Breadth first search: In this a node is expanded in accordance to the cost function of the parent node.
- What are frames and scripts in “Artificial Intelligence”?
Frames are a modified of semantic networks which is one of the popular ways of presenting non-procedural knowledge in an expert system. These are used to share knowledge into substructure by representing “stereotyped situations’.
Scripts are similar to frames, except the values that fill the slots must be ordered. These are used in natural language understanding systems to establish a knowledge base in terms of the situation that the system should understand.
- What does the language of FOPL consists of
- A set of constant symbols
- A set of predicate symbols
- A set of variables
- The logical connective
- A set of function symbols
- A special binary relation of equality
- The Universal Quantifier and Existential Qualifier
- In ‘Artificial Intelligence’ where you can use the Bayes rules?
In Artificial Intelligence, Bayes rule can be used to answer the queries conditioned on one piece of evidence.
- For building a Bayes model how many terms are required?
Three terms are required for building a Bayes model in AI. They are one conditional probability and two unconditional probabilities.
- While creating Bayesian Network what is the consequence between a node and its predecessors?
While creating Bayesian Network, the consequence between a node and its predecessors is that a node can be conditionally independent of its predecessors.
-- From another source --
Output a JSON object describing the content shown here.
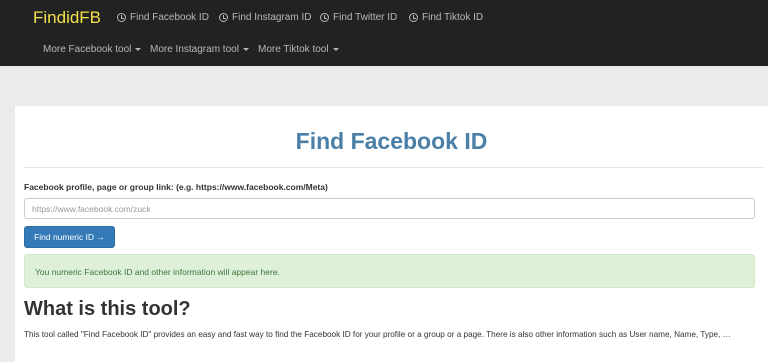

- To answer any query how the Bayesian network can be used?
If a Bayesian Network is a representative of the joint distribution, then by summing all the relevant joint entries, it can solve any query.
- What combines inductive methods with the power of first order representations?
Inductive logic programming combines inductive methods with the power of first order representations.
- In Inductive Logic Programming what needed to be satisfied?
The motto of an Inductive Logic Programming is to come up with the bunch of sentences for the hypothesis such that the entailment constraint is satisfied.